Luego de una semana de haber empezado con las pastillas comencé a sentir un cansancio avasallador que me impedía armar oraciones. Me había convertido en una especie de zombie que no podía levantarse de la cama sin tambalearse. La euforia con la que llegué al hospital se había desvanecido, pero esa sensación de que todo sucedía en cámara lenta no era mejor.
Decidí que no seguiría tomando las pastillas y que no volvería al doctor. Si antes había podido lidiar con estos cambios extremos por mi cuenta, ¿por qué no iba a poder hacerlo ahora? No quería dejar de ser yo. Me negaba a mutilar mi identidad. O al menos era lo que pensaba que iba a pasar si seguía con ellas.
Lo siguiente que ocurrió fue que caí en la depresión más profunda que he experimentado. Fue tan incapacitante que no podía servirme un vaso con agua y mucho menos tenía fuerzas para caminar hasta la ducha. Fueron meses oscuros en los que dejé de ser yo para convertirme en una caricatura mal dibujada. Sentía como si una ola de tsunami hubiera llegado a arrasar conmigo, con mis recuerdos y mis sueños.
Lo que ignoraba hasta ese momento era que dejar las pastillas de golpe fue incluso peor que no tomar las pastillas del todo y que tenía que haberle comunicado a mi psiquiatra de ese entonces que la combinación no me estaba haciendo bien para buscar otras opciones.
Por no saber cómo explicar la decisión irresponsable que había tomado, no volví a pisar ese consultorio. Por sugerencia de mi psicóloga fui a otro hospital en donde me dieron una nueva receta, con nuevos nombres muy difíciles de pronunciar. Así le di la bienvenida a diferentes efectos secundarios como temblores ocasionales en las manos y migraña, pero también a una estabilidad hasta ese momento impensable para mí.
Lo atribuí a que por fin había conseguido un trabajo que me gustaba y un tipo de terapia que me estaba dando herramientas para sobrellevar mi desregulación emocional, pero definitivamente las pastillas también estaban haciendo su trabajo.
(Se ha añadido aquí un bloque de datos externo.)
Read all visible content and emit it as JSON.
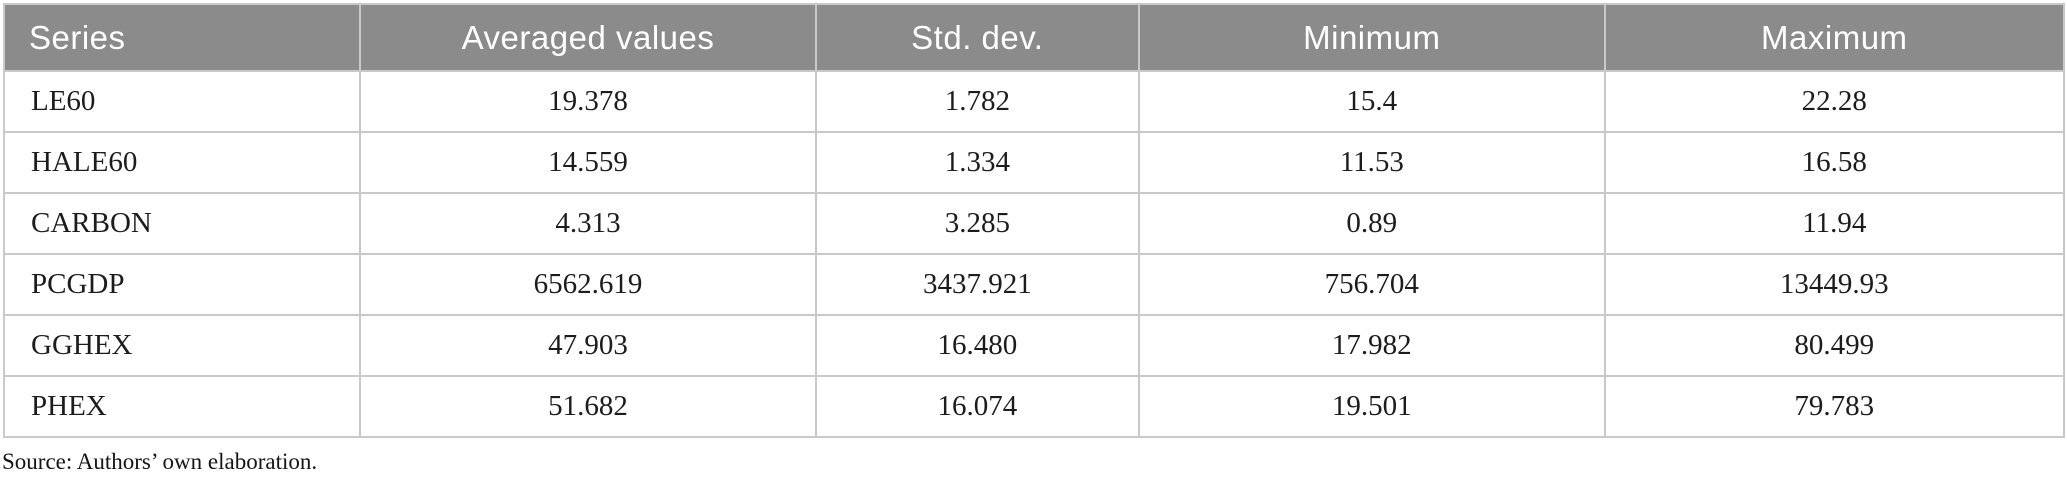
{
  "table": {
    "columns": [
      {
        "label": "Series"
      },
      {
        "label": "Averaged values"
      },
      {
        "label": "Std. dev."
      },
      {
        "label": "Minimum"
      },
      {
        "label": "Maximum"
      }
    ],
    "rows": [
      {
        "series": "LE60",
        "avg": "19.378",
        "std": "1.782",
        "min": "15.4",
        "max": "22.28"
      },
      {
        "series": "HALE60",
        "avg": "14.559",
        "std": "1.334",
        "min": "11.53",
        "max": "16.58"
      },
      {
        "series": "CARBON",
        "avg": "4.313",
        "std": "3.285",
        "min": "0.89",
        "max": "11.94"
      },
      {
        "series": "PCGDP",
        "avg": "6562.619",
        "std": "3437.921",
        "min": "756.704",
        "max": "13449.93"
      },
      {
        "series": "GGHEX",
        "avg": "47.903",
        "std": "16.480",
        "min": "17.982",
        "max": "80.499"
      },
      {
        "series": "PHEX",
        "avg": "51.682",
        "std": "16.074",
        "min": "19.501",
        "max": "79.783"
      }
    ]
  },
  "footer": {
    "source_note": "Source: Authors’ own elaboration."
  },
  "colors": {
    "header_bg": "#8b8b8b",
    "header_text": "#ffffff",
    "border": "#c9c9c9",
    "body_text": "#1c1c1c"
  }
}
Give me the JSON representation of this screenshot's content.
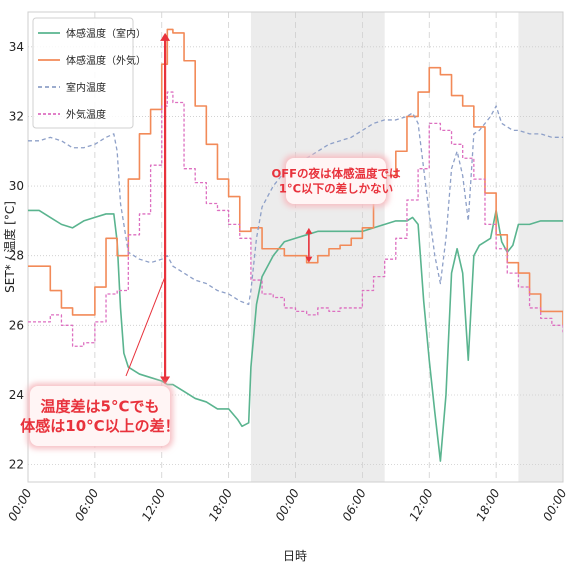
{
  "chart_data": {
    "type": "line",
    "xlabel": "日時",
    "ylabel": "SET* / 温度 [°C]",
    "ylim": [
      21.5,
      35
    ],
    "xlim": [
      0,
      48
    ],
    "yticks": [
      22,
      24,
      26,
      28,
      30,
      32,
      34
    ],
    "xticks": [
      {
        "h": 0,
        "label": "00:00"
      },
      {
        "h": 6,
        "label": "06:00"
      },
      {
        "h": 12,
        "label": "12:00"
      },
      {
        "h": 18,
        "label": "18:00"
      },
      {
        "h": 24,
        "label": "00:00"
      },
      {
        "h": 30,
        "label": "06:00"
      },
      {
        "h": 36,
        "label": "12:00"
      },
      {
        "h": 42,
        "label": "18:00"
      },
      {
        "h": 48,
        "label": "00:00"
      }
    ],
    "grid": true,
    "legend_position": "top-left",
    "shaded_periods": [
      [
        20,
        32
      ],
      [
        44,
        48
      ]
    ],
    "series": [
      {
        "name": "体感温度（室内）",
        "color": "#5ab48f",
        "dash": "",
        "x": [
          0,
          1,
          2,
          3,
          4,
          5,
          6,
          7,
          7.7,
          8,
          8.3,
          8.6,
          9,
          10,
          11,
          12,
          12.5,
          13,
          14,
          15,
          16,
          17,
          18,
          18.8,
          19.2,
          19.8,
          20,
          20.5,
          21,
          22,
          23,
          24,
          25,
          26,
          27,
          28,
          29,
          30,
          31,
          32,
          33,
          34,
          34.5,
          35,
          35.5,
          36,
          36.5,
          37,
          37.5,
          38,
          38.5,
          39,
          39.5,
          40,
          40.5,
          41,
          41.5,
          42,
          42.5,
          43,
          43.5,
          44,
          45,
          46,
          47,
          48
        ],
        "values": [
          29.3,
          29.3,
          29.1,
          28.9,
          28.8,
          29.0,
          29.1,
          29.2,
          29.2,
          28.4,
          26.5,
          25.2,
          24.8,
          24.6,
          24.5,
          24.4,
          24.3,
          24.3,
          24.1,
          23.9,
          23.8,
          23.6,
          23.6,
          23.3,
          23.1,
          23.2,
          24.8,
          26.6,
          27.4,
          28.0,
          28.4,
          28.5,
          28.6,
          28.7,
          28.7,
          28.7,
          28.7,
          28.7,
          28.8,
          28.9,
          29.0,
          29.0,
          29.1,
          28.9,
          26.7,
          25.0,
          23.5,
          22.1,
          24.0,
          27.5,
          28.2,
          27.5,
          25.0,
          28.0,
          28.3,
          28.4,
          28.5,
          29.3,
          28.4,
          28.1,
          28.3,
          28.9,
          28.9,
          29.0,
          29.0,
          29.0
        ]
      },
      {
        "name": "体感温度（外気）",
        "color": "#f28a58",
        "dash": "",
        "x": [
          0,
          1,
          2,
          3,
          4,
          5,
          6,
          7,
          8,
          9,
          10,
          11,
          12,
          12.5,
          13,
          14,
          15,
          16,
          17,
          18,
          19,
          20,
          21,
          22,
          23,
          24,
          25,
          26,
          27,
          28,
          29,
          30,
          31,
          32,
          33,
          34,
          35,
          36,
          37,
          38,
          39,
          40,
          41,
          42,
          43,
          44,
          45,
          46,
          47,
          48
        ],
        "values": [
          27.7,
          27.7,
          27.0,
          26.5,
          26.3,
          26.3,
          27.1,
          28.5,
          28.0,
          30.2,
          31.5,
          32.2,
          33.5,
          34.5,
          34.4,
          33.6,
          32.3,
          31.2,
          30.2,
          29.7,
          28.7,
          28.8,
          28.2,
          28.2,
          28.0,
          28.0,
          27.8,
          28.0,
          28.2,
          28.3,
          28.5,
          28.8,
          29.6,
          30.3,
          31.0,
          32.0,
          32.7,
          33.4,
          33.2,
          32.6,
          32.3,
          31.7,
          29.8,
          28.6,
          27.8,
          27.5,
          26.9,
          26.4,
          26.4,
          26.0
        ]
      },
      {
        "name": "室内温度",
        "color": "#8ea0c8",
        "dash": "4,3",
        "x": [
          0,
          1,
          2,
          3,
          4,
          5,
          6,
          7,
          7.7,
          8,
          8.3,
          9,
          10,
          11,
          12,
          12.5,
          13,
          14,
          15,
          16,
          17,
          18,
          19,
          19.8,
          20,
          20.5,
          21,
          22,
          23,
          24,
          25,
          26,
          27,
          28,
          29,
          30,
          31,
          32,
          33,
          34,
          34.5,
          35,
          35.5,
          36,
          36.5,
          37,
          37.5,
          38,
          38.5,
          39,
          39.5,
          40,
          40.5,
          41,
          41.5,
          42,
          42.5,
          43,
          43.5,
          44,
          45,
          46,
          47,
          48
        ],
        "values": [
          31.3,
          31.3,
          31.4,
          31.3,
          31.1,
          31.1,
          31.2,
          31.4,
          31.5,
          31.0,
          29.5,
          28.1,
          27.9,
          27.8,
          27.9,
          28.0,
          27.7,
          27.5,
          27.3,
          27.2,
          27.0,
          26.9,
          26.7,
          26.6,
          27.0,
          28.5,
          29.4,
          30.0,
          30.4,
          30.6,
          30.8,
          31.0,
          31.2,
          31.3,
          31.4,
          31.6,
          31.8,
          31.9,
          31.9,
          32.0,
          32.1,
          31.8,
          30.5,
          29.2,
          28.0,
          27.2,
          28.5,
          30.5,
          31.0,
          30.3,
          29.0,
          31.5,
          31.6,
          31.8,
          32.0,
          32.3,
          31.8,
          31.7,
          31.6,
          31.6,
          31.5,
          31.5,
          31.4,
          31.4
        ]
      },
      {
        "name": "外気温度",
        "color": "#dd6fc0",
        "dash": "3,2",
        "x": [
          0,
          1,
          2,
          3,
          4,
          5,
          6,
          7,
          8,
          9,
          10,
          11,
          12,
          12.5,
          13,
          14,
          15,
          16,
          17,
          18,
          19,
          20,
          21,
          22,
          23,
          24,
          25,
          26,
          27,
          28,
          29,
          30,
          31,
          32,
          33,
          34,
          35,
          36,
          37,
          38,
          39,
          40,
          41,
          42,
          43,
          44,
          45,
          46,
          47,
          48
        ],
        "values": [
          26.1,
          26.1,
          26.3,
          26.0,
          25.4,
          25.5,
          26.1,
          26.9,
          27.0,
          28.6,
          29.2,
          30.6,
          32.3,
          32.7,
          32.4,
          30.5,
          30.1,
          29.5,
          29.3,
          28.9,
          28.5,
          27.3,
          26.9,
          26.8,
          26.5,
          26.4,
          26.3,
          26.5,
          26.4,
          26.5,
          26.5,
          27.0,
          27.4,
          27.9,
          28.5,
          29.6,
          30.5,
          31.8,
          31.6,
          31.2,
          30.8,
          30.2,
          28.9,
          28.2,
          27.5,
          27.1,
          26.5,
          26.2,
          26.0,
          25.8
        ]
      }
    ],
    "annotations": [
      {
        "id": "big",
        "lines": [
          "温度差は5°Cでも",
          "体感は10°C以上の差！"
        ],
        "h": 12.3,
        "from": 24.3,
        "to": 34.4
      },
      {
        "id": "small",
        "lines": [
          "OFFの夜は体感温度では",
          "1°C以下の差しかない"
        ],
        "h": 25.2,
        "from": 27.8,
        "to": 28.8
      }
    ]
  }
}
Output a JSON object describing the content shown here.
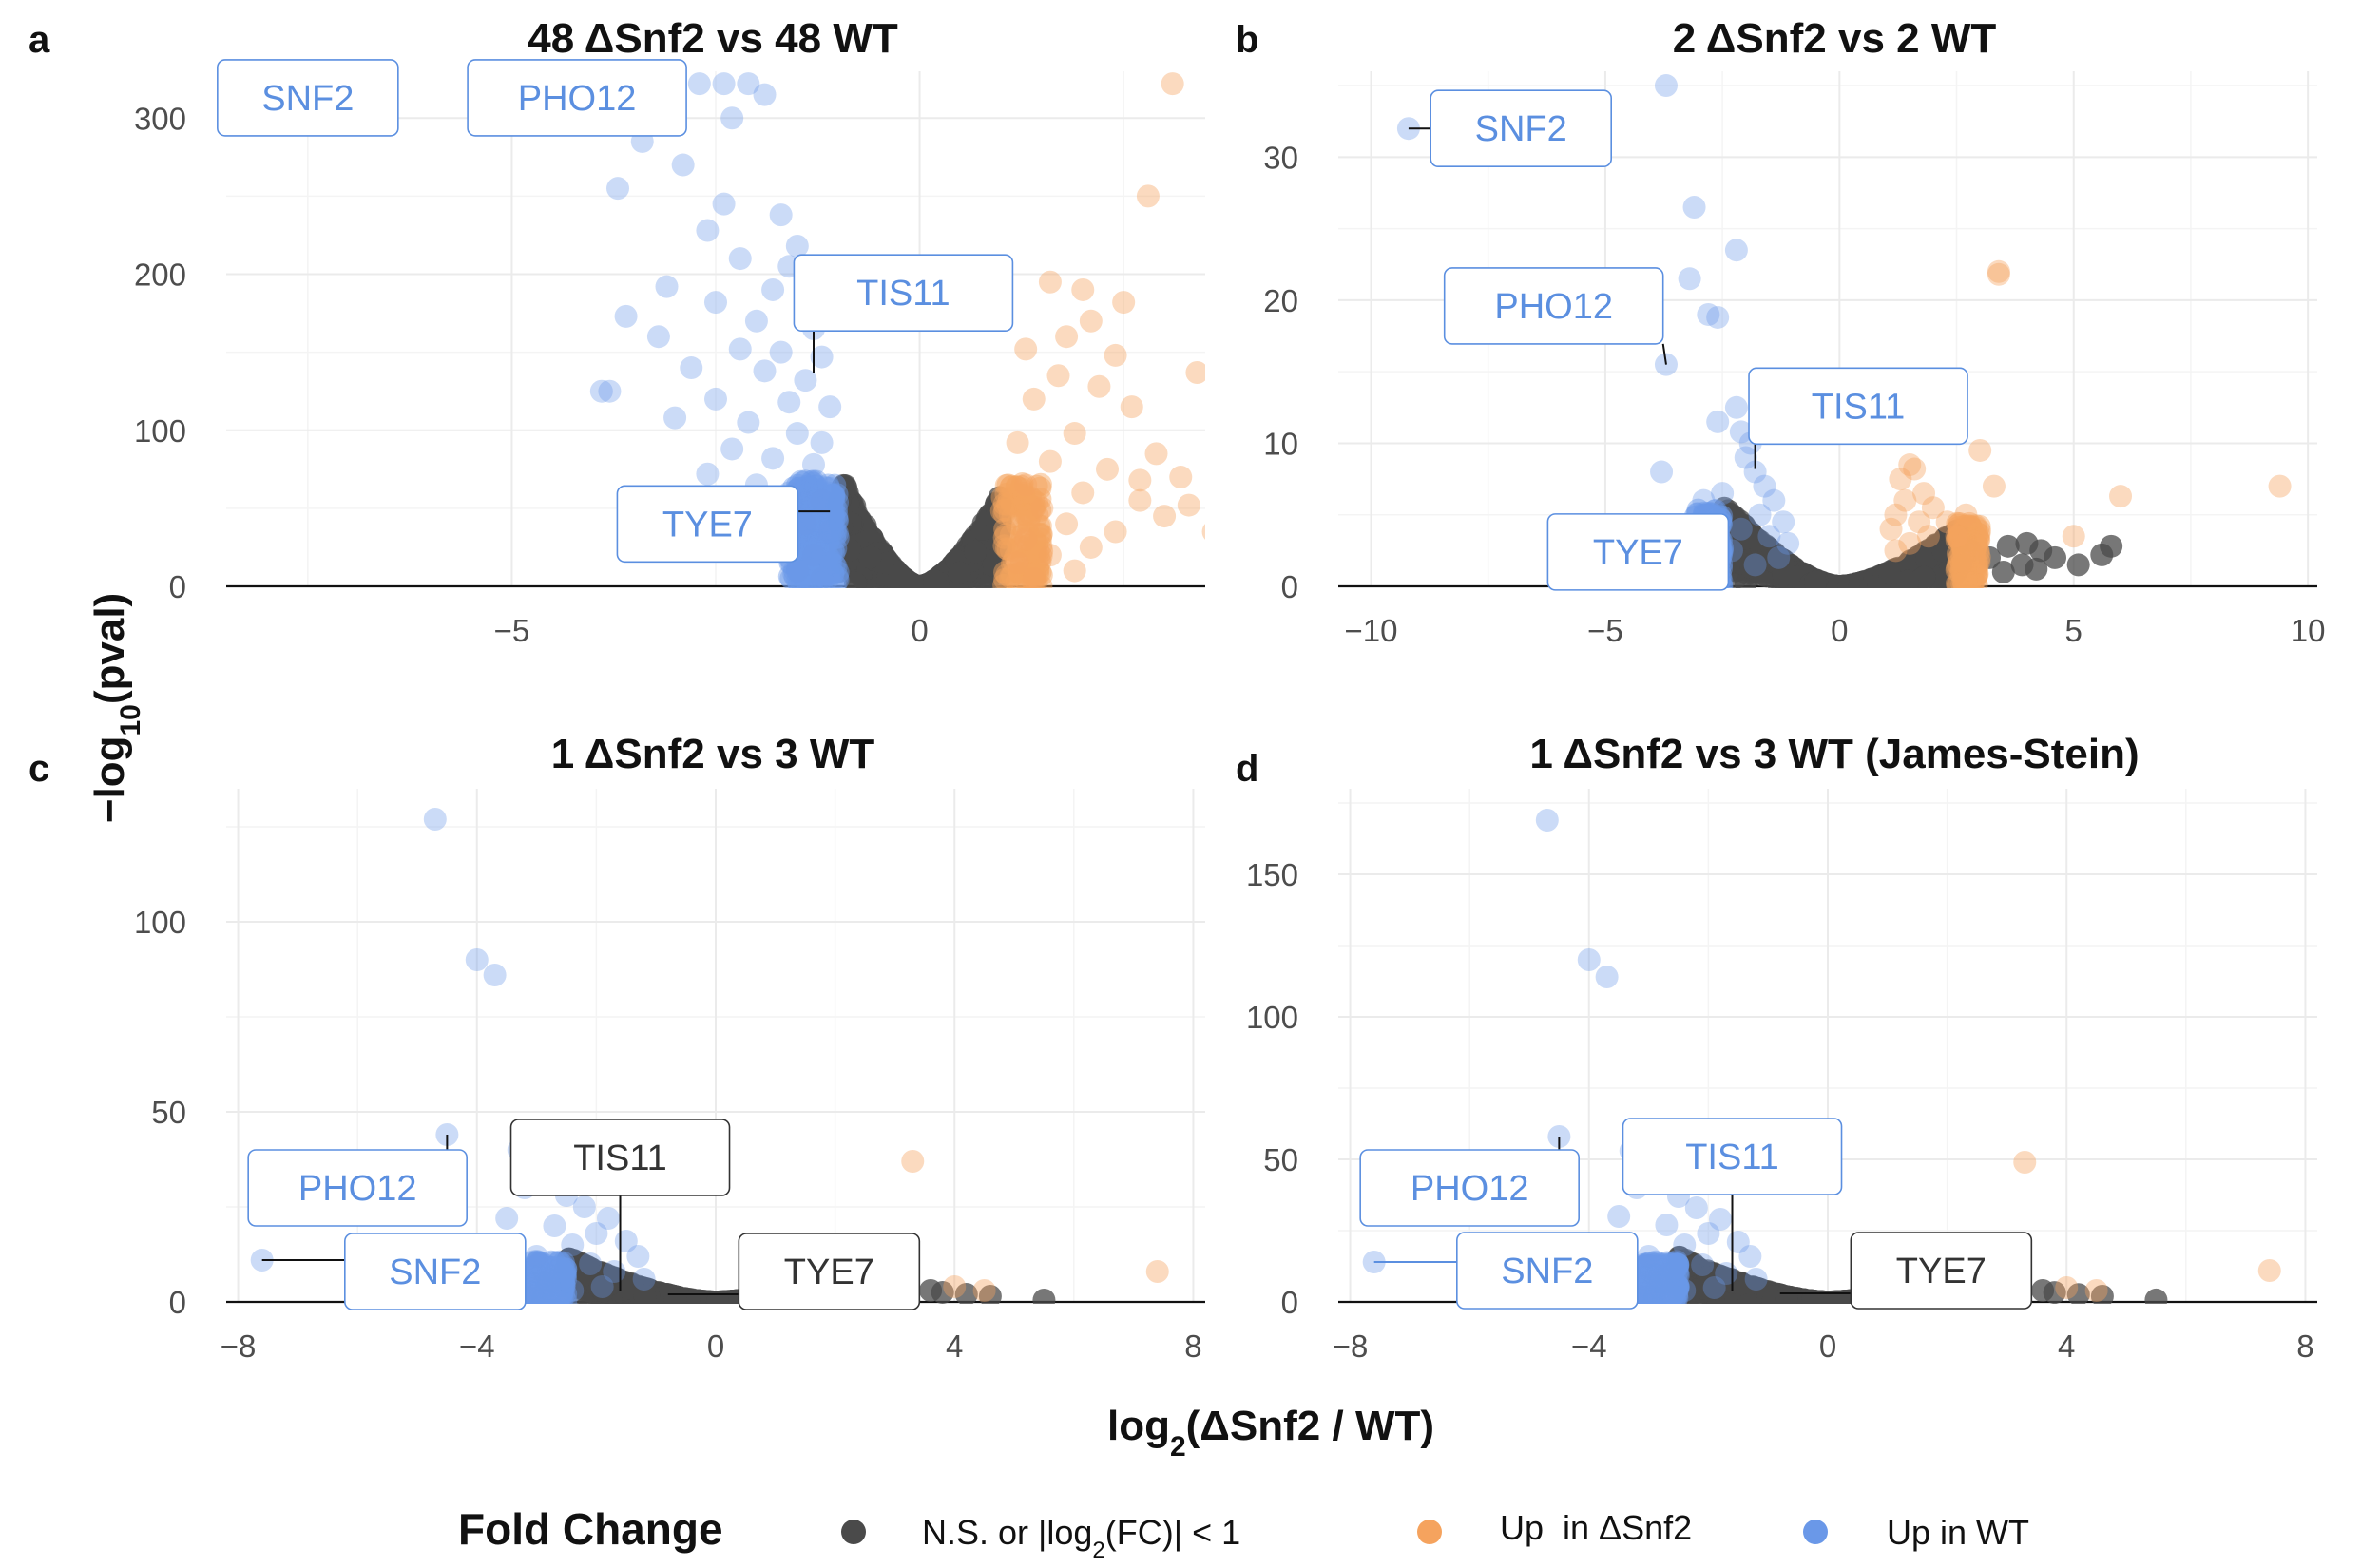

No podía negarlo.
Contrario a lo que pensaba, la medicación no me convirtió en una mujer distinta. Más bien me reencontré con una persona que no era hipomaniaca, ni tampoco depresiva, sino que simplemente existía y tenía emociones, como cualquier otra.
Pero mentiría si digo que esa fue la última vez que me cambiaron de dosis o de pastillas, porque la vida no es estática y siempre pasan cosas que nos alteran y con esas cosas pueden aparecer nuevos episodios. Situaciones como la pérdida de un trabajo o que una pandemia haya llegado para transformarlo todo pueden desbalancear a cualquiera, pero especialmente a alguien con trastorno bipolar.
Después de varios años ya no creo que las pastillas sean ese ente diabólico que va a matarme, más bien diría que me salvaron la vida y también la de muchas personas que conozco, pero todavía tengo varias críticas sobre la forma en la que se administran.
En muchos casos se imponen como una solución única y mágica, sin tomar en cuenta si la persona tiene condiciones preexistentes o si está o no de acuerdo con el tratamiento. En otros, no se le informa correctamente sobre los efectos secundarios, sobre el tiempo que tarda en hacer efecto o sobre los peligros de dejarlo por decisión propia y sin una guía.
Decidir tomar pastillas para una condición crónica no es fácil, pero se hace más complicado si tenemos que estar adivinando qué pasará con nosotros en lugar de tener el acompañamiento correcto en el momento correcto. Y cuando es el caso, el tratamiento realmente puede hacer una gran diferencia.
A estas alturas de mi vida y habiendo conocido pastillas de todos los tamaños y colores, puedo decir que me reconcilié con la idea de tener que tomarlas por un largo tiempo. Quizás habrá personas que han encontrado otros métodos para estar bien y las respeto y admiro por eso. ¡Todos deberíamos poder elegir!
Yo he decidido seguir medicándome y no creo que deba sentir vergüenza de decirlo. Todo lo que ayuda a nuestro proceso es válido y esto es lo que me ayuda a mí y, estoy segura, a varios millones alrededor del mundo. Eso sí, antes de empezar, hace falta informarse bien y armarse de mucha paciencia. La van a necesitar.